Pilar Rahola y Francesc-Marc Álvaro han sacudido la siesta hermenéutica que parecía haber adormitado al procés despertándonos de su tedio con el tópico recurrente que imputa cierta falta de relato en el independentismo. Mientras Rahola cuestionaba la indeterminación estratégica de “pequeñas guerras puramente estéticas que no nos conducen a ninguna parte”, refiriéndose entre otros a nuestra querida alcaldesa de Berga y a sus dos fantásticos cojones, Álvaro nos ha sorprendido con un retorno al Antiguo Testamento para enmendar la táctica de los partidos catalanes posterior al 27-S, preguntándose si quizás no habría sido más eficaz haber asumido con modestia los límites del famoso 48% para luego ensanchar la base del independentismo y hacerlo más fuerte de cara a futuras experiencias electorales.
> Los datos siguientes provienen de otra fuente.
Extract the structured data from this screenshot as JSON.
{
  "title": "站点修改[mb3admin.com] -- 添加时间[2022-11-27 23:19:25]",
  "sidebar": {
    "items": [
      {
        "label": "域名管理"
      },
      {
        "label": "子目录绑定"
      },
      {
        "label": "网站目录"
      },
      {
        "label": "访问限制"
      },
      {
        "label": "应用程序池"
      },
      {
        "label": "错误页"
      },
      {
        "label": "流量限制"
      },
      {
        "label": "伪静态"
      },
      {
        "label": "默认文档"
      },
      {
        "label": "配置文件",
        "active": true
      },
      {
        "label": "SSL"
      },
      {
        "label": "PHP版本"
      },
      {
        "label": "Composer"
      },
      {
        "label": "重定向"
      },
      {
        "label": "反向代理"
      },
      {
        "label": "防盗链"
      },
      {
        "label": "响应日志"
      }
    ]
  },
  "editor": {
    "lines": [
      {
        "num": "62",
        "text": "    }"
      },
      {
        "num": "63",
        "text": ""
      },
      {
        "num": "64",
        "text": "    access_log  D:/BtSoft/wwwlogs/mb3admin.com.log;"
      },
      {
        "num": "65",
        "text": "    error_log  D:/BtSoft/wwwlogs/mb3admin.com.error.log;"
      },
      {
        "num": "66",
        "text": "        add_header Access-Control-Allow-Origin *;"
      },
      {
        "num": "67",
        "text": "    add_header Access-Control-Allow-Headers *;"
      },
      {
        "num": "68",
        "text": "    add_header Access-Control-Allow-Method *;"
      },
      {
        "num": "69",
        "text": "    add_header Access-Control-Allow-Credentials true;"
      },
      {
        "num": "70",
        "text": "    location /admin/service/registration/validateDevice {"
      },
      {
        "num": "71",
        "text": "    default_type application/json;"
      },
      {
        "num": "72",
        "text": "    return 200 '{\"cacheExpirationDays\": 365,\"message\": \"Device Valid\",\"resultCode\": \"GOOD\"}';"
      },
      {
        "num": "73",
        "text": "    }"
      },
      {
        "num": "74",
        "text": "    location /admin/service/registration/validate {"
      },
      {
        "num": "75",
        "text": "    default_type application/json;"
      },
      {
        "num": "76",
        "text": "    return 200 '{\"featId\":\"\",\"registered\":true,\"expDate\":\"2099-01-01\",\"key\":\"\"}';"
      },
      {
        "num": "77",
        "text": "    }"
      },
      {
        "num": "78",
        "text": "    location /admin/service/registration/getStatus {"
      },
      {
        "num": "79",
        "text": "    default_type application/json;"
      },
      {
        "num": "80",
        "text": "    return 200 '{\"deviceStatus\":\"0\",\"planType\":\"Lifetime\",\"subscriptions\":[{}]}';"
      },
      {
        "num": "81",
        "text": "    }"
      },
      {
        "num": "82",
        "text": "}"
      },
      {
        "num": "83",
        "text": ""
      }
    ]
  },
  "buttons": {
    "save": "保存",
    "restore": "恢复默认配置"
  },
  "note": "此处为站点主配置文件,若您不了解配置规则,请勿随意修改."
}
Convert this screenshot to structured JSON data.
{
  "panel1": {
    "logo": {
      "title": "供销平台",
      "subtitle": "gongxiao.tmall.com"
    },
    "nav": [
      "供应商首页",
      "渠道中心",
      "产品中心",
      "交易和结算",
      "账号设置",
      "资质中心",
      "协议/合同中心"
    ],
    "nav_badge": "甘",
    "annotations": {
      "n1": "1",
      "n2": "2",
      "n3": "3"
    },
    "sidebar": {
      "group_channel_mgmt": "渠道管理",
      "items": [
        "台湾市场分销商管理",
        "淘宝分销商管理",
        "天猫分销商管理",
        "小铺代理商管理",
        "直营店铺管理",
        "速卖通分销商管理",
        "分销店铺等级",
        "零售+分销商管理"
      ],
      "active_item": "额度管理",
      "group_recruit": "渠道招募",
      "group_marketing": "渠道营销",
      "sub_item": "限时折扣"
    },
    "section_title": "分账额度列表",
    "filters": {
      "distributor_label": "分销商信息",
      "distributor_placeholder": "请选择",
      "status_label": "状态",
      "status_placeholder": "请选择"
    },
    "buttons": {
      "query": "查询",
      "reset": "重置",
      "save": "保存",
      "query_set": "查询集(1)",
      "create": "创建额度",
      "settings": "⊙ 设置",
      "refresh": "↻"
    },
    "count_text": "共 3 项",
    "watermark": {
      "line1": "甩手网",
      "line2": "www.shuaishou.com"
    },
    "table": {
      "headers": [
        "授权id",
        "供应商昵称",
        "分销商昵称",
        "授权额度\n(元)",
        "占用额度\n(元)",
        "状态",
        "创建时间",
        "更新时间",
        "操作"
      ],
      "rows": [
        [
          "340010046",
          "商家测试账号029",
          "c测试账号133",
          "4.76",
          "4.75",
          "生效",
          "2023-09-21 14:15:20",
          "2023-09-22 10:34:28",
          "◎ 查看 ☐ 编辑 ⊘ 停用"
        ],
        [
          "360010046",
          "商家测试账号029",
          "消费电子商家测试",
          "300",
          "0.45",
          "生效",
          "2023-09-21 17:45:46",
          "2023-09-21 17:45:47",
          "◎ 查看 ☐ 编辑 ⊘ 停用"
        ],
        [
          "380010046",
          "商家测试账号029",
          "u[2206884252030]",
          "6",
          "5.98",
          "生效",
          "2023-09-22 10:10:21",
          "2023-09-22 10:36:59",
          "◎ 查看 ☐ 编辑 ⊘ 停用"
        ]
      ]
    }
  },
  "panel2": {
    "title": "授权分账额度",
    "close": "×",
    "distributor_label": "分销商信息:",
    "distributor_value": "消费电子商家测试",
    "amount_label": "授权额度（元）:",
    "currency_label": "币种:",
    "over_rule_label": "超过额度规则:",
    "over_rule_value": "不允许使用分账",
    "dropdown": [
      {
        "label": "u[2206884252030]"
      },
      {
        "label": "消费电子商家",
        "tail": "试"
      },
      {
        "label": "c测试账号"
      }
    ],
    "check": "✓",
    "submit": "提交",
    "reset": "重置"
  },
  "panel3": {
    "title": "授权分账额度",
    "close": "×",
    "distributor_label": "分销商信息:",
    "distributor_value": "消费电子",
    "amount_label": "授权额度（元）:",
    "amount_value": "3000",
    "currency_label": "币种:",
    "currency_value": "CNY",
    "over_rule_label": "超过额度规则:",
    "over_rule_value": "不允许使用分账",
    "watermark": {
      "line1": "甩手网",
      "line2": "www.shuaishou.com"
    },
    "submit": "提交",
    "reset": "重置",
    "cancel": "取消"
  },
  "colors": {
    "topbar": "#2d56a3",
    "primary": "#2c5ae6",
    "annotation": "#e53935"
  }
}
A pesar de no poder presumir de la ciencia procesóloga de mis dos colegas opinadores, diría con ciertas pretensiones de objetividad que –si de alguna cosa ha pecado el independentismo desde el año 2010– ha sido precisamente de un exceso de relato, de un empacho de retórica y finalmente, y ello también se puede aplicar a quien signa esta gacetilla, de una sobredosis de hojaderutólogos expertos en estrategia. De hecho, aquello a lo que nos referimos con una analogía literaria más bien nefasta como el procés es un fenómeno único en el mundo a partir del cual una realidad histórica inconclusa ha llegado a sumar una cantidad ingente de bibliografía prácticamente inabarcable de informes escritos por el Consell Assessor per a la Transició Nacional, ensayos sobre la independencia y biografías fastbook sobre nuestros mártires, estén vivos o muertos.

El procés ha tenido hasta ahora muchos más relatores que líderes y los procesólogos del relato se han beneficiado de una vida laboral bastante cómoda. Diría que la fatiga que experimenta hoy el electorado independentista se explica mucho más por la sensación de cansancio que uno vive cuando se enfrenta de veras a los sacrificios exigidos por la libertad que no a la angustia de no disponer de una brújula infalible. Una vez asumida la necesidad de un referéndum vinculante, el poder independentista debería vivir obsesionado en creerse su propia estrategia y hacer que una mayoría incontestable de catalanes fueran a votar el día del referéndum. El problema no es reflexionar mil veces sobre una estrategia, como si fuésemos las mujeres savias de Molière, sino culminarla sin miedo: esta debería ser la guía del independentismo y no sumirlo en la enésima paja mental sobre la cartografía existencial de la secesión.

El único relato que necesita el independentismo es recordar a menudo el mantra según el cual las cosas sólo se hacen haciéndolas. Lo contrario es adormitarse en una metafísica atractiva que no deriva en nada. Palabras, palabras, palabras.